Luiz Carlos Latorre ainda está lá e faz questão de abrir suas enormes portas todos os dias, como fazia o seu pai, lembando de quando aquele grande salão ficava abarrotado de Ducati, Moto-Guzzi, Ural, Morini, Laverda e Zündapp (a minha K100 saiu de lá).
Passadas breves em outros locais, estabelecimentos que, mesmo não tendo fincado raízes na mesma época dos desbravadores, estão lá há décadas e certamente fazem parte da história, garantem o cafezinho. São eles a Recar, na rua dos Gusmões, com o sempre sorridente Zezé – é preciso abrir caminho de facão entre as motocicletas que lá estão, para achar o anfitrião –, e a Silverstone, do mais compenetrado Sylvestre, dentro do Shopping Aventura.

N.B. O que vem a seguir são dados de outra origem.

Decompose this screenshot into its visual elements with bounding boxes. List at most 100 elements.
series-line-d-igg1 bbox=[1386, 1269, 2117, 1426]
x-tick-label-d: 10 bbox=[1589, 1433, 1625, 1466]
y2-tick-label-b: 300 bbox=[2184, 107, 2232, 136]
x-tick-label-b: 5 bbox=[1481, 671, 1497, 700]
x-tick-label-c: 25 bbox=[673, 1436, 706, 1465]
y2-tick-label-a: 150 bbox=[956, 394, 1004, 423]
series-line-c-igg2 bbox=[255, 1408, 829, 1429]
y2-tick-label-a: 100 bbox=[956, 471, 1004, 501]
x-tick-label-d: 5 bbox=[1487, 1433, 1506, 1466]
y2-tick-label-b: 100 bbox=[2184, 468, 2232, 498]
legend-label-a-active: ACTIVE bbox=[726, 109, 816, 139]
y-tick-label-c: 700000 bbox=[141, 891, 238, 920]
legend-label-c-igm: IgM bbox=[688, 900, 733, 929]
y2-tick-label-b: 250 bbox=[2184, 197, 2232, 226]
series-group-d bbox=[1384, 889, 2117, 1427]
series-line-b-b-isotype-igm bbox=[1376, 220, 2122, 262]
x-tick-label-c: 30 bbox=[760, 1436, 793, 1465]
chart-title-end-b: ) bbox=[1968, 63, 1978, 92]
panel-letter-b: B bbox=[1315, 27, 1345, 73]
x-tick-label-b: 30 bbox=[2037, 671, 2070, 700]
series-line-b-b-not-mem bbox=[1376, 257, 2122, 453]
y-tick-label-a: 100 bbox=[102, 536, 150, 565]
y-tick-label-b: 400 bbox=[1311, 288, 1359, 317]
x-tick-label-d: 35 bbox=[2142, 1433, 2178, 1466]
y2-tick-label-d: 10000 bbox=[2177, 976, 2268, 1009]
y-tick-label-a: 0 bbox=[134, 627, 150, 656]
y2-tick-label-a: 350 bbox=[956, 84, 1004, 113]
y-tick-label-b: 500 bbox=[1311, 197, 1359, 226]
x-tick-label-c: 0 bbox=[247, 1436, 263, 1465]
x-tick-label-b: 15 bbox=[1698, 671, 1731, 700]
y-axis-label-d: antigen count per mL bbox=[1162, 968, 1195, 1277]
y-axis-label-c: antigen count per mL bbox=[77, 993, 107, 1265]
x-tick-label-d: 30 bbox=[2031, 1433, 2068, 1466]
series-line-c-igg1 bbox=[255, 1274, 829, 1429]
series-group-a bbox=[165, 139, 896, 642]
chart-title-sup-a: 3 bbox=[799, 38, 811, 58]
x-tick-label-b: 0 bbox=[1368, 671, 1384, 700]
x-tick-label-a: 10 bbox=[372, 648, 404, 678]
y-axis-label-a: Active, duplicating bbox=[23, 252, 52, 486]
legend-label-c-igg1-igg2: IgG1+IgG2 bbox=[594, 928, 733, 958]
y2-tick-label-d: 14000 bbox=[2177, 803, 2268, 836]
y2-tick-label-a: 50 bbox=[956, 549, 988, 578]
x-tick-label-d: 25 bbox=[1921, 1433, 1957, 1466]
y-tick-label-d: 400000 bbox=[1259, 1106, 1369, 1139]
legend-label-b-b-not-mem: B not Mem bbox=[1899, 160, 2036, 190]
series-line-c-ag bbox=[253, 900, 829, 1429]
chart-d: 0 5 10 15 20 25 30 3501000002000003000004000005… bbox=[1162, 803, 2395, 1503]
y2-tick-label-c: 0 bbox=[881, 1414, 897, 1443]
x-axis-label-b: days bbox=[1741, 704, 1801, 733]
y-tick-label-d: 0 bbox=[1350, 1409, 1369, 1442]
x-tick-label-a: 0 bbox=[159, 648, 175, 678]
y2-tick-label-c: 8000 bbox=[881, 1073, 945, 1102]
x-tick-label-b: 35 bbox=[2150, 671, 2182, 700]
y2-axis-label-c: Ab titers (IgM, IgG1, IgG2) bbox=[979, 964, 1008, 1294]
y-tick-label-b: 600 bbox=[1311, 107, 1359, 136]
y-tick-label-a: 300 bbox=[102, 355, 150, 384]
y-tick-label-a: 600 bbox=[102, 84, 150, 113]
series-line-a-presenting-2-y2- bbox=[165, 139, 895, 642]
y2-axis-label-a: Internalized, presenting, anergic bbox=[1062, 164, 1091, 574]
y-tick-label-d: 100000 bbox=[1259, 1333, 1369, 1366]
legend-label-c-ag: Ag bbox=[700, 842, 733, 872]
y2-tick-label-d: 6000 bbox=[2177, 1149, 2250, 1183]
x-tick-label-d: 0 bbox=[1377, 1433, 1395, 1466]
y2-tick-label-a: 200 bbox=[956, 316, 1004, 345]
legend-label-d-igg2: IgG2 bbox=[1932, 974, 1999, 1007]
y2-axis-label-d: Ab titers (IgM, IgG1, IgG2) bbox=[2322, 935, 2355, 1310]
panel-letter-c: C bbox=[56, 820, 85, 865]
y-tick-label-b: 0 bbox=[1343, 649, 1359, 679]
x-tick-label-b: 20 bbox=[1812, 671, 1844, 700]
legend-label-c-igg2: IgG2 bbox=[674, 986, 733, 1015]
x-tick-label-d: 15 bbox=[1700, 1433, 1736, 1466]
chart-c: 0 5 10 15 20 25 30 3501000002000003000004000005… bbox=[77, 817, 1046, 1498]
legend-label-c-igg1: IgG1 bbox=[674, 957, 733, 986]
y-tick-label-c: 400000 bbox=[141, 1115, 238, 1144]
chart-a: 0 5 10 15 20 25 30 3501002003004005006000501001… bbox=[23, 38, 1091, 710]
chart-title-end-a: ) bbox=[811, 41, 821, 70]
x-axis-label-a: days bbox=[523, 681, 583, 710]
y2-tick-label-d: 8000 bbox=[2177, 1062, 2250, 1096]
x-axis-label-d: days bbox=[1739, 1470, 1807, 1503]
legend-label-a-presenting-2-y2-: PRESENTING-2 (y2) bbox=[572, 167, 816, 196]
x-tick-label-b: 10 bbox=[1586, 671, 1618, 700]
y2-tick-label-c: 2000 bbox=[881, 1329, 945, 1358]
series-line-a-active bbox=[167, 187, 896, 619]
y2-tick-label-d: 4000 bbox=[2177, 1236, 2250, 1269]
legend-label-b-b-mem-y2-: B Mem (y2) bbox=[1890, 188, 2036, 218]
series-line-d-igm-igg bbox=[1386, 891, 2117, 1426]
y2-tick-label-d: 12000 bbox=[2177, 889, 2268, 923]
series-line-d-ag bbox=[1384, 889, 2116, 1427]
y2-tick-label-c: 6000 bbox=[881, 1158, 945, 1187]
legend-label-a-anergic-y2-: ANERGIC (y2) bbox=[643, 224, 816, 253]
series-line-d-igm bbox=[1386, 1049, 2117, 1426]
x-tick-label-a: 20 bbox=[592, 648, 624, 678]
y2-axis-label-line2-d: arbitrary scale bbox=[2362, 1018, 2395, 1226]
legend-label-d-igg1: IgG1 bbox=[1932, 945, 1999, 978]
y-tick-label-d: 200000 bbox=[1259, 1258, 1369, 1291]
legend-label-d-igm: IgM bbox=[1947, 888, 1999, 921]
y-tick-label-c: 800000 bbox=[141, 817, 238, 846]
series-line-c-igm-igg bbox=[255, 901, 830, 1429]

Esse shopping, especializado em motocicletas e tudo mais que as cerca, era, até os anos 70, uma grande loja do Mappin. Até há algum tempo atrás, a via sacra das lojas e oficinas incluía a Belikar do Adilson, que mudou para uma grande loja no bairro da Mooca.
Outro que se mandou da região e que garantia um bom cafezinho de coador era o mago dos motores dois tempo Renato Gaeta, também hoje atendendo em sua oficina na zona sul da cidade.
Se, um dia, você quiser conhecer o que já foi a Esquina do Veneno, dê uma passadinha por lá. Ainda é possível sentir os ares motocilísticos dos tempos de outrora, em algumas lojas, muitos prédios antigos e, como eu contei aqui, conhecer alguns personagens que jamais se desligarão dessa bela história. l



O GENERAL

Quem era, afinal, o General Osório? O General Manoel Luís Osório, na verdade, terminou sua carreira militar como marechal-de-campo, tendo participado de diversas batalhas nos anos 1800, sendo, inclusive, considerado herói na Guerra do Paraguai. Nasceu na Vila de Nossa Senhora da Conceição do Arroio, no Rio Grande do Sul, localidade que, por sua causa, passou a se chamar Osório. Recebeu o título de Marquês do Herval, foi eleito senador por seu estado e, finalmente, foi nomeado Ministro da Guerra do Partido Liberal. Mas, e as motocicletas? Osório fazia parte do Regimento da Cavalaria e, certamente, nunca pilotou uma motocicleta. Mas um dia, eu passando pela Esquina do Veneno, vi as “motos” da nossa polícia montada estacionadas em frente a uma loja, lembrei dessa história e achei que essa fotografia tinha tudo a ver com a rua General Osório.